Can any of the company-specific risk be diversified away by investing in both DFA International and GLOBAL REAL at the same time? Although using a correlation coefficient on its own may not help to predict future stock returns, this module helps to understand the diversifiable risk of combining DFA International and GLOBAL REAL into the same portfolio, which is an essential part of the fundamental portfolio management process.
By analyzing existing cross correlation between DFA International Real and GLOBAL REAL ESTATE, you can compare the effects of market volatilities on DFA International and GLOBAL REAL and check how they will diversify away market risk if combined in the same portfolio for a given time horizon. You can also utilize pair trading strategies of matching a long position in DFA International with a short position of GLOBAL REAL. Check out your portfolio center. Please also check ongoing floating volatility patterns of DFA International and GLOBAL REAL.
Diversification Opportunities for DFA International and GLOBAL REAL
The 3 months correlation between DFA and GLOBAL is 0.81. Overlapping area represents the amount of risk that can be diversified away by holding DFA International Real and GLOBAL REAL ESTATE in the same portfolio, assuming nothing else is changed. The correlation between historical prices or returns on GLOBAL REAL ESTATE and DFA International is a relative statistical measure of the degree to which these equity instruments tend to move together. The correlation coefficient measures the extent to which returns on DFA International Real are associated (or correlated) with GLOBAL REAL. Values of the correlation coefficient range from -1 to +1, where. The correlation of zero (0) is possible when the price movement of GLOBAL REAL ESTATE has no effect on the direction of DFA International i.e., DFA International and GLOBAL REAL go up and down completely randomly.
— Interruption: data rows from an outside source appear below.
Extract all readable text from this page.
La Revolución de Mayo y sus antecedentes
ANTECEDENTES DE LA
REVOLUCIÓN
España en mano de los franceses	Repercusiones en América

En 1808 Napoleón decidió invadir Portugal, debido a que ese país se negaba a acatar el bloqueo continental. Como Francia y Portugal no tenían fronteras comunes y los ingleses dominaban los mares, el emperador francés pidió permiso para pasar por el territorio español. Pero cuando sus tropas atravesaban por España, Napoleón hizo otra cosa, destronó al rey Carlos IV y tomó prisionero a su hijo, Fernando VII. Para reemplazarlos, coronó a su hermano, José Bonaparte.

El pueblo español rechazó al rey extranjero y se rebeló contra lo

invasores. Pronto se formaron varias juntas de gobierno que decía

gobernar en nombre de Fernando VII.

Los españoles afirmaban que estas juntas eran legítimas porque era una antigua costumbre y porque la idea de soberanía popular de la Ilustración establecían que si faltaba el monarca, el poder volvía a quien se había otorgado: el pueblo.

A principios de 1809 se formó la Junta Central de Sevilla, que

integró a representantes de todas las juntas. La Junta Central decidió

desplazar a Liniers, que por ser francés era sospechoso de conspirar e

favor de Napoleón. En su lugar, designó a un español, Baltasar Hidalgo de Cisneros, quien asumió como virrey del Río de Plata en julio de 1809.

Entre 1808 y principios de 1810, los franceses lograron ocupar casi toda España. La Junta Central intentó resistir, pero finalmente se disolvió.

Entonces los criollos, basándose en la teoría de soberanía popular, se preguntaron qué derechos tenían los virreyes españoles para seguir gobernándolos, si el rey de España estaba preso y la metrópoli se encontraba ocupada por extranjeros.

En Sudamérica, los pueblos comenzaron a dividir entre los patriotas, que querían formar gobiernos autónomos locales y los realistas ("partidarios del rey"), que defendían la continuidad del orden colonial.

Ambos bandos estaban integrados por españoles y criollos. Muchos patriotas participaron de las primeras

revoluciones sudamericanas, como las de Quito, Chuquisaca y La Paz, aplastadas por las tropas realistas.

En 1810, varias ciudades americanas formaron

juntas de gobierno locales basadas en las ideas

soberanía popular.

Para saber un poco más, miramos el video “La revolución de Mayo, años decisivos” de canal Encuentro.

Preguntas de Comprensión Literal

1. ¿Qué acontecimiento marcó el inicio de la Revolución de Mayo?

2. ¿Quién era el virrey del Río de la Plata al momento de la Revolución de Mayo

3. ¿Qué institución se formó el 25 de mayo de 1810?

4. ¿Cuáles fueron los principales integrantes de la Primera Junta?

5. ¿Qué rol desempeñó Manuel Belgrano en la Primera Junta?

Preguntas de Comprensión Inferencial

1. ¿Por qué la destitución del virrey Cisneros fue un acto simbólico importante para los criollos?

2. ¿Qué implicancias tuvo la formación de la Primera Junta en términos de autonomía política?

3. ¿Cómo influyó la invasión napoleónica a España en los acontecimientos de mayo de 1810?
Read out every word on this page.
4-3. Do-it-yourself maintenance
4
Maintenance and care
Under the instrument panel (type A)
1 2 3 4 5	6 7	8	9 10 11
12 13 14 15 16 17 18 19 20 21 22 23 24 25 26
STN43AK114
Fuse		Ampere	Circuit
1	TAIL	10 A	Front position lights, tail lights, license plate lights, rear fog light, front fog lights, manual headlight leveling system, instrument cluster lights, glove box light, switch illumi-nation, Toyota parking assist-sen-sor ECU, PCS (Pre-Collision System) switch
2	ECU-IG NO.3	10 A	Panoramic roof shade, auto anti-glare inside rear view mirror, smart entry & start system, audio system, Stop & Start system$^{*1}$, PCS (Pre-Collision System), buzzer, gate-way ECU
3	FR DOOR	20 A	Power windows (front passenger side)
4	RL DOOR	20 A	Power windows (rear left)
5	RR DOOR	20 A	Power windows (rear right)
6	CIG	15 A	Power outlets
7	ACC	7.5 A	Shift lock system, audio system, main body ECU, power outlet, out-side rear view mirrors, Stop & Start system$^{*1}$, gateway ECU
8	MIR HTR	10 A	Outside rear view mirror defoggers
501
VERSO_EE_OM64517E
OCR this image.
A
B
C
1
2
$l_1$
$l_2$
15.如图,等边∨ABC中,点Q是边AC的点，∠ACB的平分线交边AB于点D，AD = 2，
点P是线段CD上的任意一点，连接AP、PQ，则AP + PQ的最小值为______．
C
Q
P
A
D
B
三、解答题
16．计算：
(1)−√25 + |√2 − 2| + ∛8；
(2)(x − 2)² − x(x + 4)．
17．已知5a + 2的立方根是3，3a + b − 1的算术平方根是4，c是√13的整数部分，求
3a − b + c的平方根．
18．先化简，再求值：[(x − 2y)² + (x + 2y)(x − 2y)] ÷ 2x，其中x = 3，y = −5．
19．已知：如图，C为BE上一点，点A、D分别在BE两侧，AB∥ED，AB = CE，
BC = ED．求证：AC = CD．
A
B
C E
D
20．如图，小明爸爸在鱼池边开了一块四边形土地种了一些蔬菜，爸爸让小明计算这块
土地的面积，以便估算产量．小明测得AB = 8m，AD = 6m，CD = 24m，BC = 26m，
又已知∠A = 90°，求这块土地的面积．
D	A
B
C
Pair Corralation between DFA International and GLOBAL REAL
Assuming the 90 days horizon DFA International is expected to generate 7.08 times less return on investment than GLOBAL REAL. But when comparing it to its historical volatility, DFA International Real is 1.02 times less risky than GLOBAL REAL. It trades about 0.02 of its potential returns per unit of risk. GLOBAL REAL ESTATE is currently generating about 0.15 of returns per unit of risk over similar time horizon. If you would invest 1,131 in GLOBAL REAL ESTATE on June 23, 2023 and sell it today you would earn a total of 27.00 from holding GLOBAL REAL ESTATE or generate 2.39% return on investment over 90 days.
Compared to the overall equity markets, risk-adjusted returns on investments in DFA International Real are ranked lower than 1 (%) of all funds and portfolios of funds over the last 90 days. In spite of fairly strong basic indicators, DFA International is not utilizing all of its potentials. The newest stock price disturbance, may contribute to short-term losses for the investors.
Compared to the overall equity markets, risk-adjusted returns on investments in GLOBAL REAL ESTATE are ranked lower than 7 (%) of all funds and portfolios of funds over the last 90 days. In spite of fairly strong technical and fundamental indicators, GLOBAL REAL is not utilizing all of its potentials. The newest stock price disturbance, may contribute to short-term losses for the investors.
DFA International and GLOBAL REAL Volatility Contrast
Predicted Return Density
Pair Trading with DFA International and GLOBAL REAL
The main advantage of trading using opposite DFA International and GLOBAL REAL positions is that it hedges away some unsystematic risk. Because of two separate transactions, even if DFA International position performs unexpectedly, GLOBAL REAL can make up some of the losses. Pair trading also minimizes risk from directional movements in the market. For example, if an entire industry or sector drops because of unexpected headlines, the short position in GLOBAL REAL will offset losses from the drop in GLOBAL REAL's long position.
The idea behind DFA International Real and GLOBAL REAL ESTATE pairs trading is to make the combined position market-neutral, meaning the overall market's direction will not affect its win or loss (or potential downside or upside). This can be achieved by designing a pairs trade with two highly correlated stocks or equities that operate in a similar space or sector, making it possible to obtain profits through simple and relatively low-risk investment.
Check out your portfolio center. Note that this page's information should be used as a complementary analysis to find the right mix of equity instruments to add to your existing portfolios or create a brand new portfolio. You can also try the Pattern Recognition module to use different Pattern Recognition models to time the market across multiple global exchanges.